Woodside: Browse FLNG enters FEED

Australia’s Woodside, operator of the Browse FLNG joint venture, said on Wednesday that an agreement has been reached to enter the front-end engineering and design (FEED) phase for the proposed development.

The FEED phase involves undertaking the activities required to finalise the costs and technical definition for the proposed development to enable a final investment decision (FID). It includes determining a range of details related to the commercialisation, timing and sequencing of FLNG deployment.

It includes determining a range of details related to the commercialisation, timing and sequencing of FLNG deployment.

The Browse FLNG development concept is based on three FLNG facilities utilising Shell’s technology to commercialise the Brecknock, Calliance and Torosa fields (gross contingent resources of 15.4 trillion cubic feet of dry gas and 453 million barrels of condensate).

Beside Woodside, the participants in the Browse FLNG project are Shell, BP, Japan Australia LNG (MIMI), and PetroChina.

As part of the entry into the FEED phase, the Browse Joint Venture participants entered into an equity alignment deed (EAD), which comprises a series of exchanges of equity interests between the participants, establishing a single aligned interest for each of the participants across the combined Browse project. No monetary consideration was payable in respect of the EAD, Woodside said in a statement.

Subject to approval and registration, Woodside’s participating interest in the Browse resources will be 30.6% (net Woodside 2C share of 4.7 trillion cubic feet of dry gas and 138.6 million barrels of condensate).

In parallel, Woodside and the other Browse Joint Venture participants entered into a new joint operating agreement (JOA) that sets out the governance and management arrangements for the assets of the Browse Joint Venture and supports the progression of the proposed development to FID. Woodside remains operator of the Browse FLNG development.

Woodside has also submitted acceptances to the regulators for retention lease renewal offers for petroleum retention leases WA-28-R, WA-29-R, WA-30-R, WA-31-R, WA-32-R, TR/5 and R2, on the terms and conditions offered by the Commonwealth-Western Australia Offshore Petroleum Joint Authority and the WA Minister for Mines and Petroleum.

The FEED phase entry decision follows the Browse Joint Venture participants executing the Browse FLNG development domestic gas and supply chain key principles agreement (KPA) with the State of Western Australia.

The KPA sets out the Browse Joint Venture participants’ commitment to negotiate a development agreement with the State reflecting agreed principles. The principles include commitment to reserve for domestic use within Western Australia gas equivalent to 15% of LNG production from the State’s approximate 65% share of the Torosa field (the volume reserved for domestic gas equates to a gross (100%) 2C of approximately 0.8 trillion cubic feet of dry gas).

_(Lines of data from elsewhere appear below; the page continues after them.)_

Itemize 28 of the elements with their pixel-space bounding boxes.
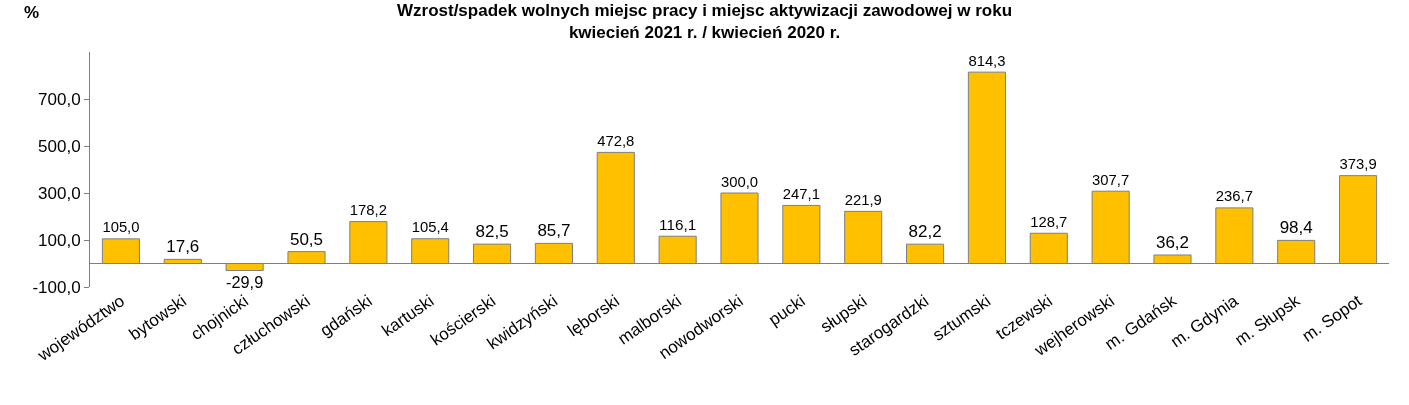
y-tick-label: 500,0 <box>38 136 81 156</box>
data-label: 116,1 <box>659 215 697 233</box>
data-label: 82,2 <box>908 222 942 242</box>
y-tick-label: 300,0 <box>38 183 81 203</box>
data-label: 36,2 <box>1155 232 1190 252</box>
y-tick-label: -100,0 <box>32 277 81 297</box>
data-label: 85,7 <box>537 221 571 241</box>
data-label: 300,0 <box>720 173 759 190</box>
data-label: 178,2 <box>349 202 387 219</box>
y-axis-title: % <box>24 3 40 22</box>
data-label: 814,3 <box>968 52 1006 69</box>
data-label: 105,4 <box>411 219 449 236</box>
data-label: 82,5 <box>475 222 509 242</box>
data-label: 221,9 <box>844 191 882 208</box>
data-label: 128,7 <box>1030 213 1068 230</box>
data-label: 236,7 <box>1215 188 1253 205</box>
data-label: -29,9 <box>226 272 264 291</box>
y-tick-label: 100,0 <box>38 230 81 250</box>
data-label: 98,4 <box>1279 218 1313 238</box>
data-label: 105,0 <box>102 219 140 236</box>
data-label: 50,5 <box>289 229 324 249</box>
y-tick-label: 700,0 <box>38 89 81 109</box>
data-label: 307,7 <box>1092 171 1130 188</box>
data-label: 472,8 <box>597 132 635 149</box>
chart-title: Wzrost/spadek wolnych miejsc pracy i miejsc aktywizacji zawodowej w roku kwiecień 2021 r. / kwiecień 2020 r. <box>396 1 1013 43</box>
data-label: 373,9 <box>1339 156 1377 173</box>
data-label: 17,6 <box>166 237 200 257</box>
data-label: 247,1 <box>782 185 820 202</box>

The KPA also contemplates marketing Browse gas volumes reserved for domestic gas diligently and in good faith with potential buyers. Where mutually acceptable terms cannot be reached with buyers and reserved gas is not sold, it will be kept in reserve for future domestic use.

Consistent with the State’s Domestic Gas Reservation Policy, the KPA allows the domestic gas obligation to be met through offset arrangements.

In relation to the supply chain commitments, it is proposed that existing and emerging infrastructure and services where available will be leveraged to support an efficient and cost effective supply chain. Woodside’s Browse LNG volumes will be marketed on an equity basis from Woodside’s growing global LNG portfolio.

Woodside said it continues to have ongoing discussions with a range of regional LNG customers regarding potential LNG sales. The company is targeting an FID on the proposed development in 2H 2016.